Borowy prosił mnie, bym zaraz poszedł do zamku, bo z Paschalisem dzieje się coś niedobrego. W nocy czekał na mój przyjazd a gdy mu potem Krzepa wytłomaczył, że przyjdę dopiero rano, wpadł w rozpacz i już od świtu w bibljotece wyprawia różne dziwy.
W trakcie opowiadania Krzepy, przebiegł koło nas roześmiany Kacper. Usłyszałem jak obok w garderobie opowiadał głośno służbie.
— A to Gabrjel klęczy przy Ślazównie i całuje ją w łydki, a ona, nogi wysunąwszy naprzód, beczy czegoś, hi, hi, pewno ze złości bo i klnie i chustkę drze zębami.
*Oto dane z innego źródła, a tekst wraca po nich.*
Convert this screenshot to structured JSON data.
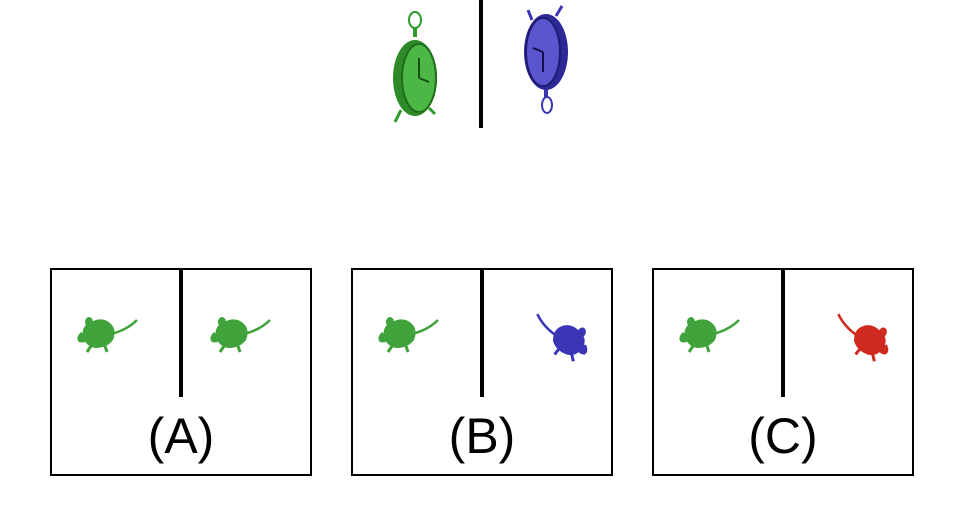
{
  "question": {
    "left_object": {
      "icon": "clock-icon",
      "color": "#2e9a2a",
      "orientation": "hanger-up"
    },
    "right_object": {
      "icon": "clock-icon",
      "color": "#3a35b5",
      "orientation": "hanger-down"
    }
  },
  "options": [
    {
      "label": "(A)",
      "left": {
        "icon": "mouse-icon",
        "color": "#3fa23a",
        "orientation": "normal"
      },
      "right": {
        "icon": "mouse-icon",
        "color": "#3fa23a",
        "orientation": "normal"
      }
    },
    {
      "label": "(B)",
      "left": {
        "icon": "mouse-icon",
        "color": "#3fa23a",
        "orientation": "normal"
      },
      "right": {
        "icon": "mouse-icon",
        "color": "#3a35b5",
        "orientation": "flipped"
      }
    },
    {
      "label": "(C)",
      "left": {
        "icon": "mouse-icon",
        "color": "#3fa23a",
        "orientation": "normal"
      },
      "right": {
        "icon": "mouse-icon",
        "color": "#d02a20",
        "orientation": "flipped"
      }
    }
  ]
}
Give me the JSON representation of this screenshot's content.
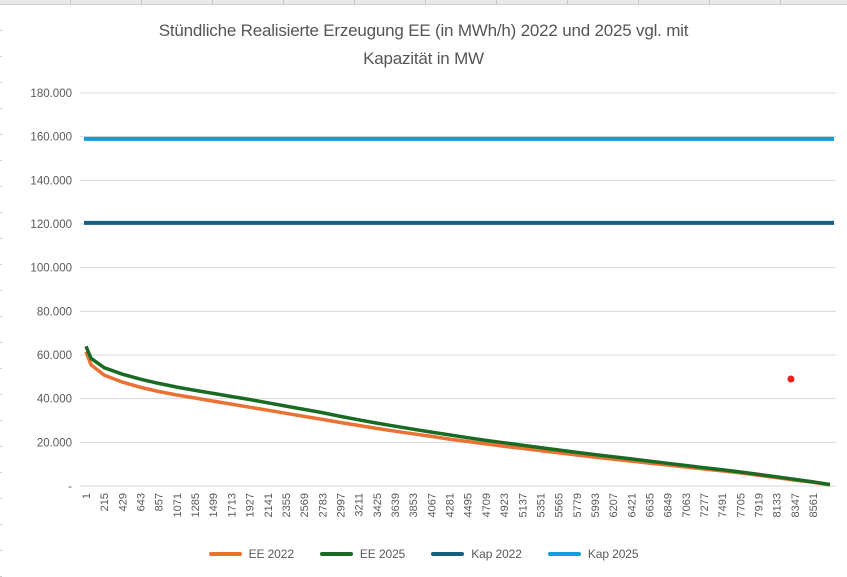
{
  "title": {
    "text": "Stündliche Realisierte Erzeugung EE (in MWh/h) 2022 und 2025 vgl. mit Kapazität in MW",
    "line1": "Stündliche Realisierte Erzeugung EE (in MWh/h) 2022 und 2025 vgl. mit",
    "line2": "Kapazität in MW"
  },
  "colors": {
    "ee2022": "#E97132",
    "ee2025": "#196B24",
    "kap2022": "#156082",
    "kap2025": "#0F9ED5",
    "outlier": "#E8231B",
    "gridline": "#D9D9D9",
    "axis_text": "#595959",
    "title_text": "#555555"
  },
  "chart_data": {
    "type": "line",
    "title": "Stündliche Realisierte Erzeugung EE (in MWh/h) 2022 und 2025 vgl. mit Kapazität in MW",
    "xlabel": "",
    "ylabel": "",
    "grid": true,
    "legend_position": "bottom",
    "x_axis": {
      "min": 1,
      "max": 8760,
      "tick_labels": [
        "1",
        "215",
        "429",
        "643",
        "857",
        "1071",
        "1285",
        "1499",
        "1713",
        "1927",
        "2141",
        "2355",
        "2569",
        "2783",
        "2997",
        "3211",
        "3425",
        "3639",
        "3853",
        "4067",
        "4281",
        "4495",
        "4709",
        "4923",
        "5137",
        "5351",
        "5565",
        "5779",
        "5993",
        "6207",
        "6421",
        "6635",
        "6849",
        "7063",
        "7277",
        "7491",
        "7705",
        "7919",
        "8133",
        "8347",
        "8561"
      ],
      "tick_values": [
        1,
        215,
        429,
        643,
        857,
        1071,
        1285,
        1499,
        1713,
        1927,
        2141,
        2355,
        2569,
        2783,
        2997,
        3211,
        3425,
        3639,
        3853,
        4067,
        4281,
        4495,
        4709,
        4923,
        5137,
        5351,
        5565,
        5779,
        5993,
        6207,
        6421,
        6635,
        6849,
        7063,
        7277,
        7491,
        7705,
        7919,
        8133,
        8347,
        8561
      ]
    },
    "y_axis": {
      "min": 0,
      "max": 180000,
      "tick_step": 20000,
      "tick_values": [
        180000,
        160000,
        140000,
        120000,
        100000,
        80000,
        60000,
        40000,
        20000,
        0
      ],
      "tick_labels": [
        "180.000",
        "160.000",
        "140.000",
        "120.000",
        "100.000",
        "80.000",
        "60.000",
        "40.000",
        "20.000",
        "-"
      ]
    },
    "series": [
      {
        "name": "EE 2022",
        "color": "#E97132",
        "width": 3.5,
        "points": [
          [
            1,
            61500
          ],
          [
            60,
            55500
          ],
          [
            215,
            50800
          ],
          [
            429,
            47600
          ],
          [
            643,
            45200
          ],
          [
            857,
            43300
          ],
          [
            1071,
            41700
          ],
          [
            1285,
            40300
          ],
          [
            1499,
            38900
          ],
          [
            1713,
            37500
          ],
          [
            1927,
            36100
          ],
          [
            2141,
            34700
          ],
          [
            2355,
            33300
          ],
          [
            2569,
            31900
          ],
          [
            2783,
            30500
          ],
          [
            2997,
            29100
          ],
          [
            3211,
            27700
          ],
          [
            3425,
            26400
          ],
          [
            3639,
            25100
          ],
          [
            3853,
            23900
          ],
          [
            4067,
            22700
          ],
          [
            4281,
            21500
          ],
          [
            4495,
            20400
          ],
          [
            4709,
            19300
          ],
          [
            4923,
            18200
          ],
          [
            5137,
            17200
          ],
          [
            5351,
            16200
          ],
          [
            5565,
            15200
          ],
          [
            5779,
            14200
          ],
          [
            5993,
            13200
          ],
          [
            6207,
            12300
          ],
          [
            6421,
            11400
          ],
          [
            6635,
            10500
          ],
          [
            6849,
            9600
          ],
          [
            7063,
            8700
          ],
          [
            7277,
            7800
          ],
          [
            7491,
            6900
          ],
          [
            7705,
            6000
          ],
          [
            7919,
            4900
          ],
          [
            8133,
            3800
          ],
          [
            8347,
            2700
          ],
          [
            8561,
            1700
          ],
          [
            8660,
            1100
          ],
          [
            8760,
            500
          ]
        ]
      },
      {
        "name": "EE 2025",
        "color": "#196B24",
        "width": 3.5,
        "points": [
          [
            1,
            64000
          ],
          [
            60,
            58500
          ],
          [
            215,
            54200
          ],
          [
            429,
            51200
          ],
          [
            643,
            48900
          ],
          [
            857,
            47000
          ],
          [
            1071,
            45300
          ],
          [
            1285,
            43800
          ],
          [
            1499,
            42400
          ],
          [
            1713,
            41000
          ],
          [
            1927,
            39600
          ],
          [
            2141,
            38100
          ],
          [
            2355,
            36600
          ],
          [
            2569,
            35100
          ],
          [
            2783,
            33600
          ],
          [
            2997,
            31900
          ],
          [
            3211,
            30300
          ],
          [
            3425,
            28800
          ],
          [
            3639,
            27400
          ],
          [
            3853,
            26000
          ],
          [
            4067,
            24700
          ],
          [
            4281,
            23400
          ],
          [
            4495,
            22100
          ],
          [
            4709,
            20900
          ],
          [
            4923,
            19800
          ],
          [
            5137,
            18700
          ],
          [
            5351,
            17600
          ],
          [
            5565,
            16500
          ],
          [
            5779,
            15400
          ],
          [
            5993,
            14400
          ],
          [
            6207,
            13400
          ],
          [
            6421,
            12400
          ],
          [
            6635,
            11400
          ],
          [
            6849,
            10400
          ],
          [
            7063,
            9400
          ],
          [
            7277,
            8400
          ],
          [
            7491,
            7400
          ],
          [
            7705,
            6400
          ],
          [
            7919,
            5300
          ],
          [
            8133,
            4200
          ],
          [
            8347,
            3000
          ],
          [
            8561,
            1900
          ],
          [
            8660,
            1300
          ],
          [
            8760,
            700
          ]
        ]
      },
      {
        "name": "Kap 2022",
        "color": "#156082",
        "width": 4,
        "constant": 120500
      },
      {
        "name": "Kap 2025",
        "color": "#0F9ED5",
        "width": 4,
        "constant": 159000
      },
      {
        "name": "outlier-point",
        "color": "#E8231B",
        "marker": {
          "x": 8300,
          "y": 49000
        },
        "in_legend": false
      }
    ],
    "legend": [
      {
        "label": "EE 2022",
        "color": "#E97132"
      },
      {
        "label": "EE 2025",
        "color": "#196B24"
      },
      {
        "label": "Kap 2022",
        "color": "#156082"
      },
      {
        "label": "Kap 2025",
        "color": "#0F9ED5"
      }
    ]
  }
}
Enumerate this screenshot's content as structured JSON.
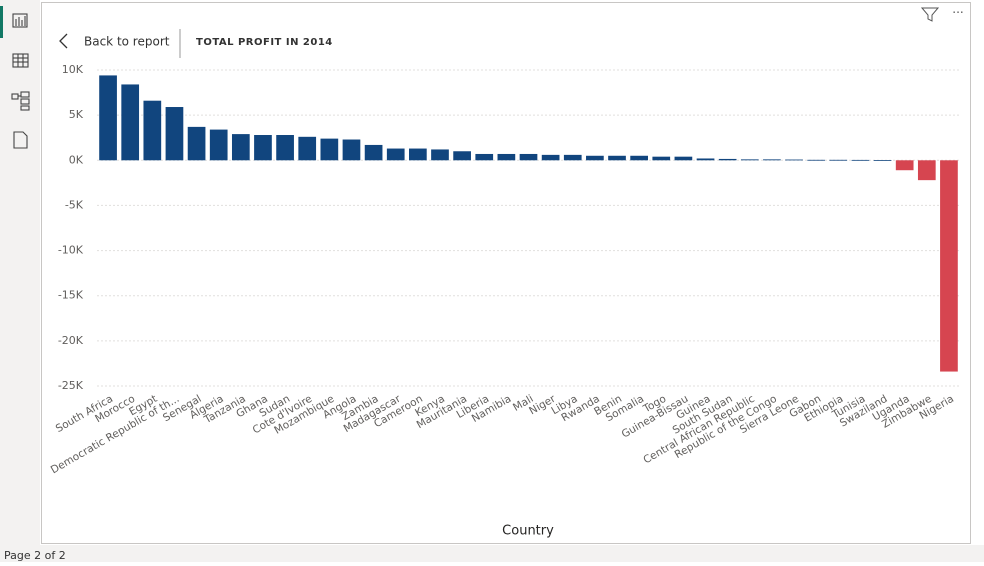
{
  "header": {
    "back": "Back to report"
  },
  "footer": {
    "page": "Page 2 of 2"
  },
  "chart_data": {
    "type": "bar",
    "title": "TOTAL PROFIT IN 2014",
    "x_label": "Country",
    "categories": [
      "South Africa",
      "Morocco",
      "Egypt",
      "Democratic Republic of th...",
      "Senegal",
      "Algeria",
      "Tanzania",
      "Ghana",
      "Sudan",
      "Cote d'Ivoire",
      "Mozambique",
      "Angola",
      "Zambia",
      "Madagascar",
      "Cameroon",
      "Kenya",
      "Mauritania",
      "Liberia",
      "Namibia",
      "Mali",
      "Niger",
      "Libya",
      "Rwanda",
      "Benin",
      "Somalia",
      "Togo",
      "Guinea-Bissau",
      "Guinea",
      "South Sudan",
      "Central African Republic",
      "Republic of the Congo",
      "Sierra Leone",
      "Gabon",
      "Ethiopia",
      "Tunisia",
      "Swaziland",
      "Uganda",
      "Zimbabwe",
      "Nigeria"
    ],
    "values": [
      9400,
      8400,
      6600,
      5900,
      3700,
      3400,
      2900,
      2800,
      2800,
      2600,
      2400,
      2300,
      1700,
      1300,
      1300,
      1200,
      1000,
      700,
      700,
      700,
      600,
      600,
      500,
      500,
      500,
      400,
      400,
      200,
      150,
      100,
      100,
      80,
      50,
      50,
      40,
      30,
      -1100,
      -2200,
      -23400
    ],
    "color": "#11457e",
    "negative_color": "#d64550",
    "ylim": [
      -25000,
      10000
    ],
    "yticks": [
      {
        "value": -25000,
        "label": "-25K"
      },
      {
        "value": -20000,
        "label": "-20K"
      },
      {
        "value": -15000,
        "label": "-15K"
      },
      {
        "value": -10000,
        "label": "-10K"
      },
      {
        "value": -5000,
        "label": "-5K"
      },
      {
        "value": 0,
        "label": "0K"
      },
      {
        "value": 5000,
        "label": "5K"
      },
      {
        "value": 10000,
        "label": "10K"
      }
    ],
    "grid": true
  }
}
Mnie wypędziwszy z pokoju jak psa! Hi, hi, hi!...
Krzepa usłyszał również to samo i pokiwał głową żałośnie. Z garderoby dobiegł głos starszego lokaja:
— Ot kiedy nieszczęście, to nieszczęście!...
Wychodziłem już z Krzepą z pawilonu, gdy Chmielnicka biegnąc pędem w moją stronę odwołała mnie do babki.